Badan Standardisasi Nasional
  • A
  • A

Transisi UMKM Ikuti SNI Masker

  • Senin, 05 Oktober 2020
  • 1335 kali

Transisi UMKM Ikuti SNI masker   

Pemenuhan Standar Nasional Indonesia perihal masker bersifat sukarela. Masyarakat punya beberapa pilihan.

JAKARTA, KOMPAS - Pemerintah menetapkan standar masker kain yang beredar di masyarakat Standar ini dapat diikuti produsen secara sukarela.

Meski demikian, pelaku usaha mikro, kecil, dan menengah atau UMKM yang memproduksi masker memerlukan masa transisi untuk mengikuti standar tersebut.

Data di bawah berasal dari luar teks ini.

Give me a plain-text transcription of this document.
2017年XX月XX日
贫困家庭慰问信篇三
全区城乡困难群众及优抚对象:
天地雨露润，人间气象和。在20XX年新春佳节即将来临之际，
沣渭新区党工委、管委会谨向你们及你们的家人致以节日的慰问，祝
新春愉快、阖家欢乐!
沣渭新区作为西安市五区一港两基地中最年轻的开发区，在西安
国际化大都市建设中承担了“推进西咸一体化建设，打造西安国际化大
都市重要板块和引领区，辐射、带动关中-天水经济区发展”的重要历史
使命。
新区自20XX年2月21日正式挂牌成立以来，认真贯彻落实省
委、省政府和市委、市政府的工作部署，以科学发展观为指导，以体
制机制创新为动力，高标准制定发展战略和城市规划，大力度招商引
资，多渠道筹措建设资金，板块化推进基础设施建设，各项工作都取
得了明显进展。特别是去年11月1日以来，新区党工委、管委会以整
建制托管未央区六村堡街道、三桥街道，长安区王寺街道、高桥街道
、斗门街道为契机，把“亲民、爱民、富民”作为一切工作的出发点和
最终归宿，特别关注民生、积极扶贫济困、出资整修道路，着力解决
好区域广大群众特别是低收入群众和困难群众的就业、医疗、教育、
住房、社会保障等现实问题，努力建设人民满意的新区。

Ketua Umum Asosiasi UMKM Indonesia (Akumindo) Ikhsan Ingratubun menyebutkan, masa transisi diperlukan pelaku UMKM yang telanjur memproduksi masker, tetapi berpotensi sulit memenuhi standar yang ditetapkan pemerintah. "UMKM yang ingin mengikuti uji pemenuhan standar mesti digratiskan dan jangan dipungut biaya," katanya saat dihubungi, Minggu (4/10/2020).  

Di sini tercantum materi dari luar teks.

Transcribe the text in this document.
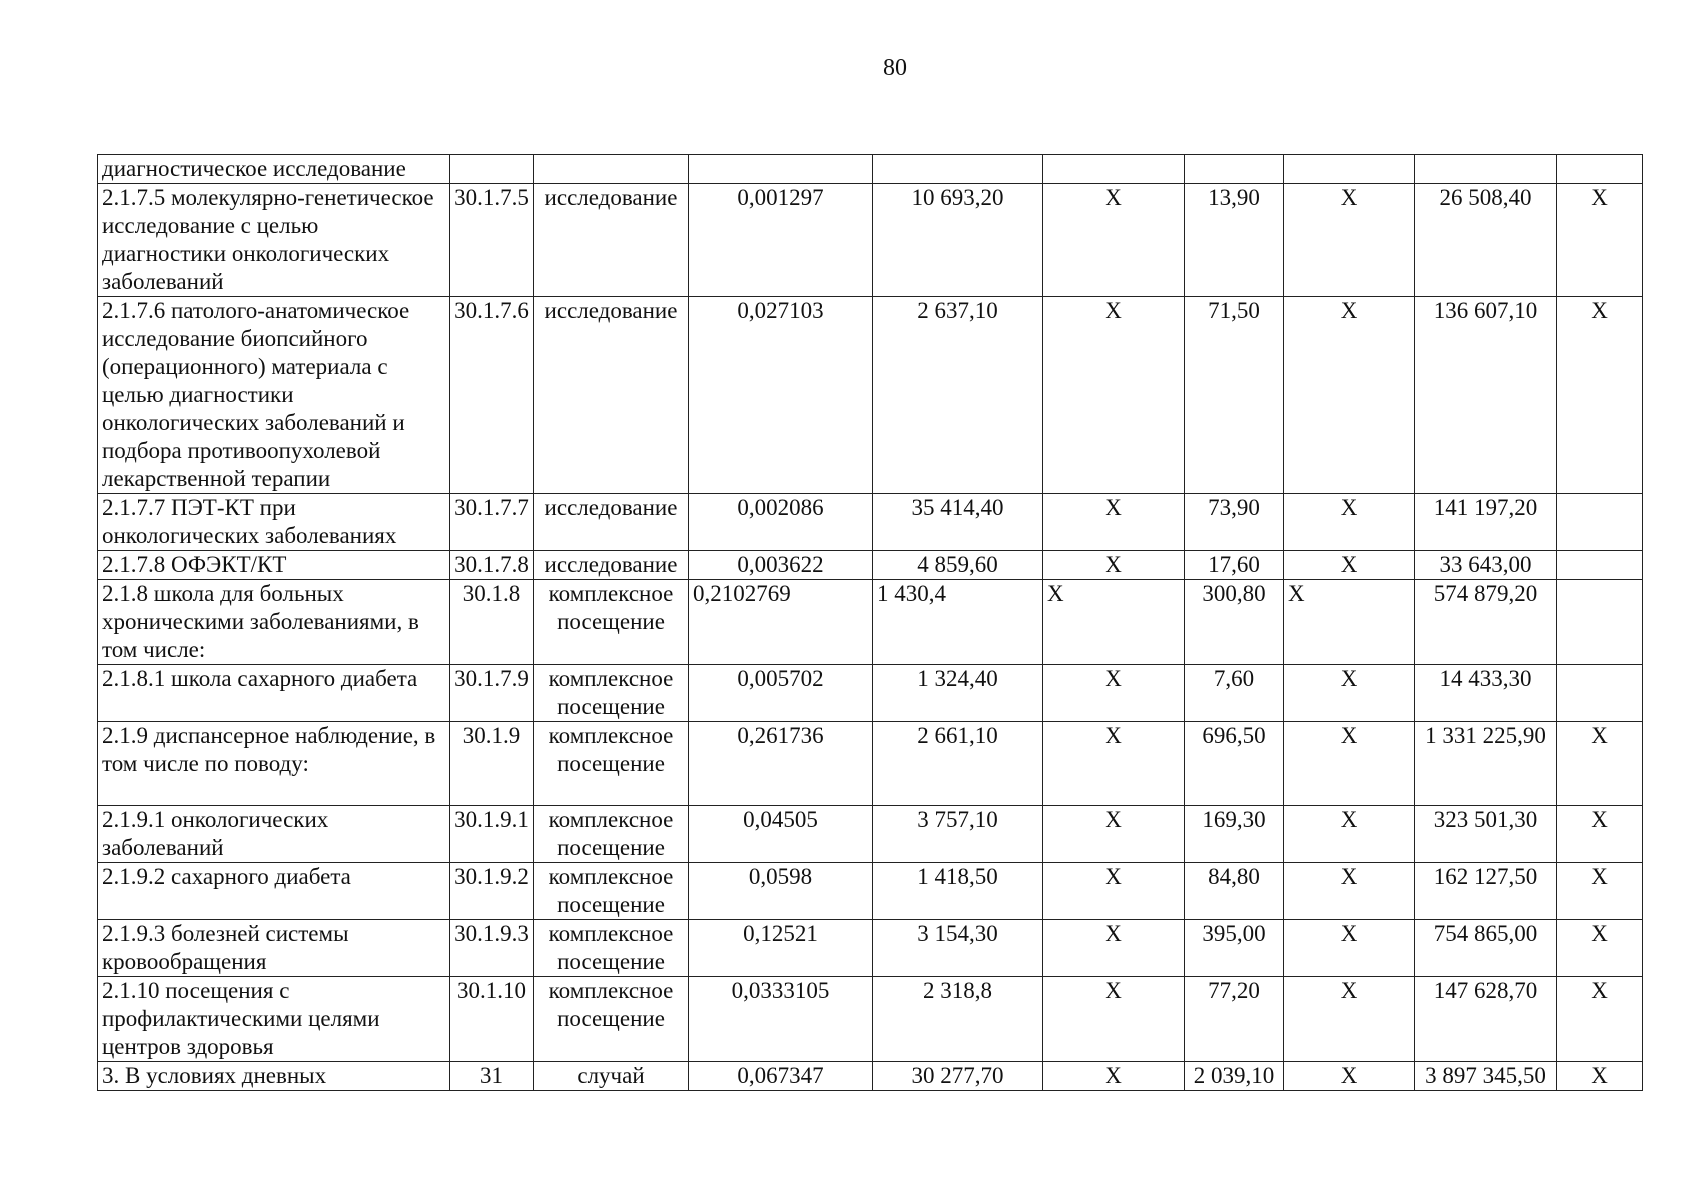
80
диагностическое исследование									
2.1.7.5 молекулярно-генетическое исследование с целью диагностики онкологических заболеваний	30.1.7.5	исследование	0,001297	10 693,20	Х	13,90	Х	26 508,40	Х
2.1.7.6 патолого-анатомическое исследование биопсийного (операционного) материала с целью диагностики онкологических заболеваний и подбора противоопухолевой лекарственной терапии	30.1.7.6	исследование	0,027103	2 637,10	Х	71,50	Х	136 607,10	Х
2.1.7.7 ПЭТ-КТ при онкологических заболеваниях	30.1.7.7	исследование	0,002086	35 414,40	Х	73,90	Х	141 197,20	
2.1.7.8 ОФЭКТ/КТ	30.1.7.8	исследование	0,003622	4 859,60	Х	17,60	Х	33 643,00	
2.1.8 школа для больных хроническими заболеваниями, в том числе:	30.1.8	комплексное посещение	0,2102769	1 430,4	Х	300,80	Х	574 879,20	
2.1.8.1 школа сахарного диабета	30.1.7.9	комплексное посещение	0,005702	1 324,40	Х	7,60	Х	14 433,30	
2.1.9 диспансерное наблюдение, в том числе по поводу:	30.1.9	комплексное посещение	0,261736	2 661,10	Х	696,50	Х	1 331 225,90	Х
2.1.9.1 онкологических заболеваний	30.1.9.1	комплексное посещение	0,04505	3 757,10	Х	169,30	Х	323 501,30	Х
2.1.9.2 сахарного диабета	30.1.9.2	комплексное посещение	0,0598	1 418,50	Х	84,80	Х	162 127,50	Х
2.1.9.3 болезней системы кровообращения	30.1.9.3	комплексное посещение	0,12521	3 154,30	Х	395,00	Х	754 865,00	Х
2.1.10 посещения с профилактическими целями центров здоровья	30.1.10	комплексное посещение	0,0333105	2 318,8	Х	77,20	Х	147 628,70	Х
3. В условиях дневных	31	случай	0,067347	30 277,70	Х	2 039,10	Х	3 897 345,50	Х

Keputusan Kepala Badan Standardisasi Nasional Nomor 408/KEP/BSN/9/2020 menetapkan Standar Nasional Indonesia (SNI) 8914:2020 Tekstil-Masker dari Kain. SNI tersebut dirumuskan Kementerian Perindustrian.

Berdasarkan SNI tersebut, masker diklasifikasikan menjadi tiga jenis, yakni tipe A untuk penggunaan umum, tipe B untuk penggunaan filtrasi bakteri, dan tipe C untuk penggunaan filtrasi partikel. masker mesti terdiri atas minimal dua lapis kain.

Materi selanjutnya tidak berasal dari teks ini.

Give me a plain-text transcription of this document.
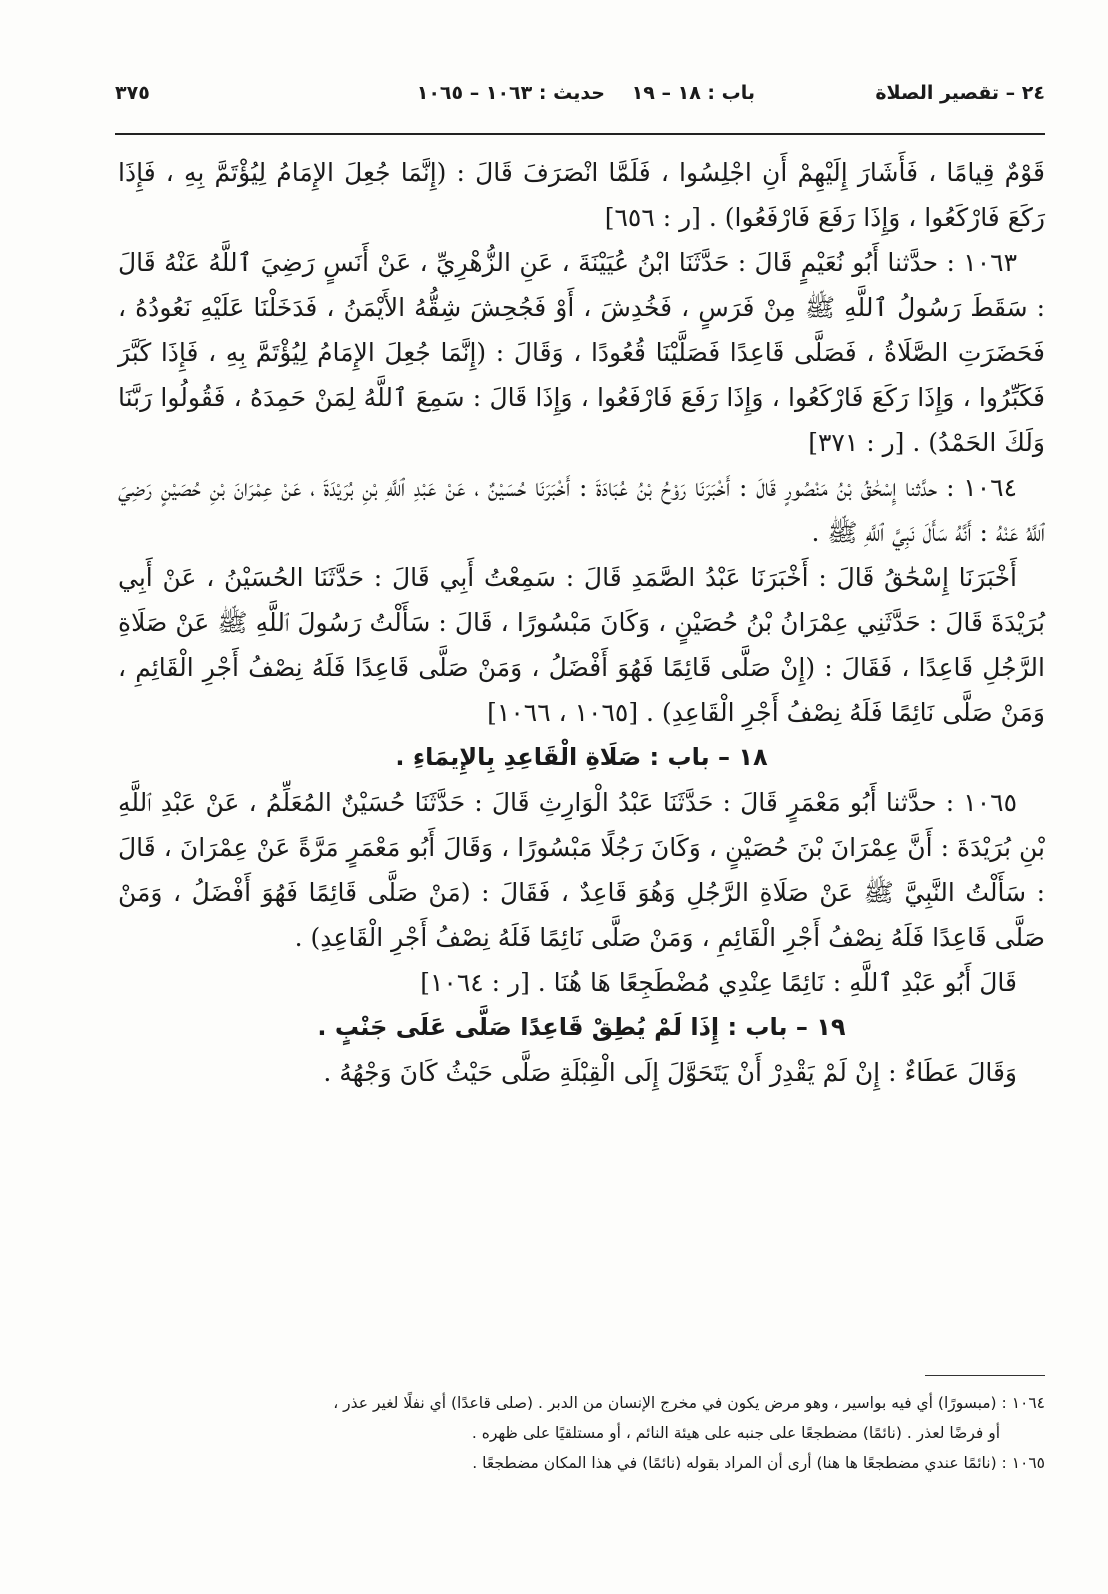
٢٤ – تقصير الصلاة
باب : ١٨ – ١٩
حديث : ١٠٦٣ – ١٠٦٥
٣٧٥

قَوْمٌ قِيامًا ، فَأَشَارَ إِلَيْهِمْ أَنِ اجْلِسُوا ، فَلَمَّا انْصَرَفَ قَالَ : (إِنَّمَا جُعِلَ الإِمَامُ لِيُؤْتَمَّ بِهِ ، فَإِذَا رَكَعَ فَارْكَعُوا ، وَإِذَا رَفَعَ فَارْفَعُوا) . [ر : ٦٥٦]

١٠٦٣ : حدَّثنا أَبُو نُعَيْمٍ قَالَ : حَدَّثَنَا ابْنُ عُيَيْنَةَ ، عَنِ الزُّهْرِيِّ ، عَنْ أَنَسٍ رَضِيَ ٱللَّهُ عَنْهُ قَالَ : سَقَطَ رَسُولُ ٱللَّهِ ﷺ مِنْ فَرَسٍ ، فَخُدِشَ ، أَوْ فَجُحِشَ شِقُّهُ الأَيْمَنُ ، فَدَخَلْنَا عَلَيْهِ نَعُودُهُ ، فَحَضَرَتِ الصَّلَاةُ ، فَصَلَّى قَاعِدًا فَصَلَّيْنَا قُعُودًا ، وَقَالَ : (إِنَّمَا جُعِلَ الإِمَامُ لِيُؤْتَمَّ بِهِ ، فَإِذَا كَبَّرَ فَكَبِّرُوا ، وَإِذَا رَكَعَ فَارْكَعُوا ، وَإِذَا رَفَعَ فَارْفَعُوا ، وَإِذَا قَالَ : سَمِعَ ٱللَّهُ لِمَنْ حَمِدَهُ ، فَقُولُوا رَبَّنَا وَلَكَ الحَمْدُ) . [ر : ٣٧١]

١٠٦٤ : حدَّثنا إِسْحَٰقُ بْنُ مَنْصُورٍ قَالَ : أَخْبَرَنَا رَوْحُ بْنُ عُبَادَةَ : أَخْبَرَنَا حُسَيْنٌ ، عَنْ عَبْدِ ٱللَّهِ بْنِ بُرَيْدَةَ ، عَنْ عِمْرَانَ بْنِ حُصَيْنٍ رَضِيَ ٱللَّهُ عَنْهُ : أَنَّهُ سَأَلَ نَبِيَّ ٱللَّهِ ﷺ .

أَخْبَرَنَا إِسْحَٰقُ قَالَ : أَخْبَرَنَا عَبْدُ الصَّمَدِ قَالَ : سَمِعْتُ أَبِي قَالَ : حَدَّثَنَا الحُسَيْنُ ، عَنْ أَبِي بُرَيْدَةَ قَالَ : حَدَّثَنِي عِمْرَانُ بْنُ حُصَيْنٍ ، وَكَانَ مَبْسُورًا ، قَالَ : سَأَلْتُ رَسُولَ ٱللَّهِ ﷺ عَنْ صَلَاةِ الرَّجُلِ قَاعِدًا ، فَقَالَ : (إِنْ صَلَّى قَائِمًا فَهُوَ أَفْضَلُ ، وَمَنْ صَلَّى قَاعِدًا فَلَهُ نِصْفُ أَجْرِ الْقَائِمِ ، وَمَنْ صَلَّى نَائِمًا فَلَهُ نِصْفُ أَجْرِ الْقَاعِدِ) . [١٠٦٥ ، ١٠٦٦]

١٨ – باب : صَلَاةِ الْقَاعِدِ بِالإِيمَاءِ .

١٠٦٥ : حدَّثنا أَبُو مَعْمَرٍ قَالَ : حَدَّثَنَا عَبْدُ الْوَارِثِ قَالَ : حَدَّثَنَا حُسَيْنٌ المُعَلِّمُ ، عَنْ عَبْدِ ٱللَّهِ بْنِ بُرَيْدَةَ : أَنَّ عِمْرَانَ بْنَ حُصَيْنٍ ، وَكَانَ رَجُلًا مَبْسُورًا ، وَقَالَ أَبُو مَعْمَرٍ مَرَّةً عَنْ عِمْرَانَ ، قَالَ : سَأَلْتُ النَّبِيَّ ﷺ عَنْ صَلَاةِ الرَّجُلِ وَهُوَ قَاعِدٌ ، فَقَالَ : (مَنْ صَلَّى قَائِمًا فَهُوَ أَفْضَلُ ، وَمَنْ صَلَّى قَاعِدًا فَلَهُ نِصْفُ أَجْرِ الْقَائِمِ ، وَمَنْ صَلَّى نَائِمًا فَلَهُ نِصْفُ أَجْرِ الْقَاعِدِ) .

قَالَ أَبُو عَبْدِ ٱللَّهِ : نَائِمًا عِنْدِي مُضْطَجِعًا هَا هُنَا . [ر : ١٠٦٤]

١٩ – باب : إِذَا لَمْ يُطِقْ قَاعِدًا صَلَّى عَلَى جَنْبٍ .

وَقَالَ عَطَاءٌ : إِنْ لَمْ يَقْدِرْ أَنْ يَتَحَوَّلَ إِلَى الْقِبْلَةِ صَلَّى حَيْثُ كَانَ وَجْهُهُ .

١٠٦٤ : (مبسورًا) أي فيه بواسير ، وهو مرض يكون في مخرج الإنسان من الدبر . (صلى قاعدًا) أي نفلًا لغير عذر ،

أو فرضًا لعذر . (نائمًا) مضطجعًا على جنبه على هيئة النائم ، أو مستلقيًا على ظهره .

١٠٦٥ : (نائمًا عندي مضطجعًا ها هنا) أرى أن المراد بقوله (نائمًا) في هذا المكان مضطجعًا .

Kombinasi bahan paling efektif adalah kain dari serat alam, seperti katun. Kain ini perlu ditambah dua lapisan kain sifon mengandung polyester-spandex dan memiliki kemampuan menyaring partikel.

Khusus masker tipe A, standar daya tembus udara ditetapkan pada ambang 15-65 sentimeter (cm) kubik per cm persegi per detik. Untuk ketiga tipe, SNI ini juga menetapkan daya serap masker kurang dari atau sama dengan 60 detik dan kadar formaldehida bebas hingga 75 miligram per kilogram.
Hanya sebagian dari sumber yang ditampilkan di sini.